L’Odyssée, d’Homère, poème fondateur de l’aventure européenne, sous n’importe quelle forme — poésie, prose, version jeunesse, BD ou rock and roll — sauf en film hollywoodien.
L’Antigone de Sophocle, qui annonce le Christ et qui nous enseigne que l’en- semble de la Loi est en nous et non dans un quelconque écrit estampillé par les potentats du moment.
Les Evangiles, quatre facettes de la plus grande épopée : le retour vers le Royaume qui ne nous a jamais quittés.
Le Décaméron de Boccace, rappel que la vie est une canaille qui se rit de la morale car elle est sa propre justification.
Le Traité de la servitude volontaire d’Etienne de la Boétie, si l’on n’a pas le temps de lire Soljenitsyne, Koestler, Orwell et les autres ethnologues de l’humanité en tant que race d’esclaves.
Les Essais (en français moderne). En particulier Livre III, Essai 1 : Sur ce qui est utile et ce qui est honnête. Où Montaigne vous parle d’homme à homme, abolissant le fossé des siècles.
Le Don Quichotte de Cervantes (en traduction moderne, sans appareil critique), pour rire, regimber, s’affliger, s’ennuyer et s’exalter, car un grand roman, c’est la vie elle-même.
La Vie de Benvenuto Cellini écrite par lui-même, pour découvrir que la Renaissance fut plus déchaînée qu’un groupe de hard rock en tournée.
Le Marchand de Venise de Shakespeare, chef-d’œuvre d’écriture dramatique, pièce contestée et qu’il faut lire en priorité avant de la juger.
La Princesse de Clèves de Mme de Lafayette, pour s’imprégner de belle écriture, de beaux personnages, de belles émotions, bref de toutes les beautés que M. Sarkozy ne comprendra jamais.
Les Fables de La Fontaine, où l’on apprend avec combien peu de mots, mais bien choisis, l’on peut dire les plus profondes sagesses.
Les Confessions de Rousseau, livre 1, de magnifique écriture, où l’on voit que toute la sensibilité moderne « de gauche » dérive pratiquement des goûts et des visions d’un seul homme.
Les Lettres persanes de Montesquieu, pour l’intelligence et la souveraineté du jugement.
La Vie de Samuel Johnson de Boswell, pour son esprit, son humour, sa peinture de la civilisation anglaise dans toute sa bonhomie et sa largesse.
La Couronne des montagnes, de Pierre II Petrović Njegoš, pour sa mystique de la lutte des hommes libres contre l’envahisseur, stupéfiante irruption de l’épopée antique dans les temps modernes.
Frankenstein de Mary Shelley, dont il ne faut jamais oublier le sous-titre : …ou le Prométhée moderne.

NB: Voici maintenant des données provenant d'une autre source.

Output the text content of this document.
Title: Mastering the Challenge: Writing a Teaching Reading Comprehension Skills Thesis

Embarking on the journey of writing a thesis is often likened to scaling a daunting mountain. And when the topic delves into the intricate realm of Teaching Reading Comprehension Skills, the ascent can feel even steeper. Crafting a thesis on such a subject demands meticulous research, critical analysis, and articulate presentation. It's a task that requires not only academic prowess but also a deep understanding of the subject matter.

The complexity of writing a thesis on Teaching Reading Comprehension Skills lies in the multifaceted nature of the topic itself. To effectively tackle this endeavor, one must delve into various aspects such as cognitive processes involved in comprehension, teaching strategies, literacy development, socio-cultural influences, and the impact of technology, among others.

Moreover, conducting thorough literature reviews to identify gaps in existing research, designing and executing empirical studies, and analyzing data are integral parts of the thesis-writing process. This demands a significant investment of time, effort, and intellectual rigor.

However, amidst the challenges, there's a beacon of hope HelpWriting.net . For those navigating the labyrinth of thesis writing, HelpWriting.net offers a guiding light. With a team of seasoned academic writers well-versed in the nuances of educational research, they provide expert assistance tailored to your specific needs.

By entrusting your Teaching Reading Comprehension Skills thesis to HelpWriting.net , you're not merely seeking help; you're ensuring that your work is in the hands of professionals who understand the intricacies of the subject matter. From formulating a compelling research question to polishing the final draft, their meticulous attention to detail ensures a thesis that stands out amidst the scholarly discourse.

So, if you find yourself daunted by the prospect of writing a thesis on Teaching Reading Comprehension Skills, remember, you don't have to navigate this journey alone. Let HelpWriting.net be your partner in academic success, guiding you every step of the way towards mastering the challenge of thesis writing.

La cristallisation in vivo du mythe et de la tragédie de l’ère scientifique, suicide de l’humanité.
Ivanhoé de Walter Scott, les grands espaces des sentiments et de l’imagination.
La Chartreuse de Parme de Stendhal, l’art de la guerre romantique, qui est un art de vie.
Les Fleurs du Mal de Baudelaire, toute l’esthétique, la philosophie et la théologie de l’antimodernité condensées en cent soixante poèmes. Dont dix au moins sont à connaître par cœur, même en état d’ivresse, même sous Alzheimer.
Jane Eyre, qui vous hante toute votre vie par la puissance de ses émotions et l’immensité du cœur de Charlotte Brontë. (Même note pour Les Hauts de Hurlevent d’Emily, les deux à lire si possible en version anglaise.)
Moby Dick de Herman Melville, épopée biblique et métaphysique d’une puissance sans équivalent. De quoi vous peupler les rêves de baleines blanches et de jambes de bois.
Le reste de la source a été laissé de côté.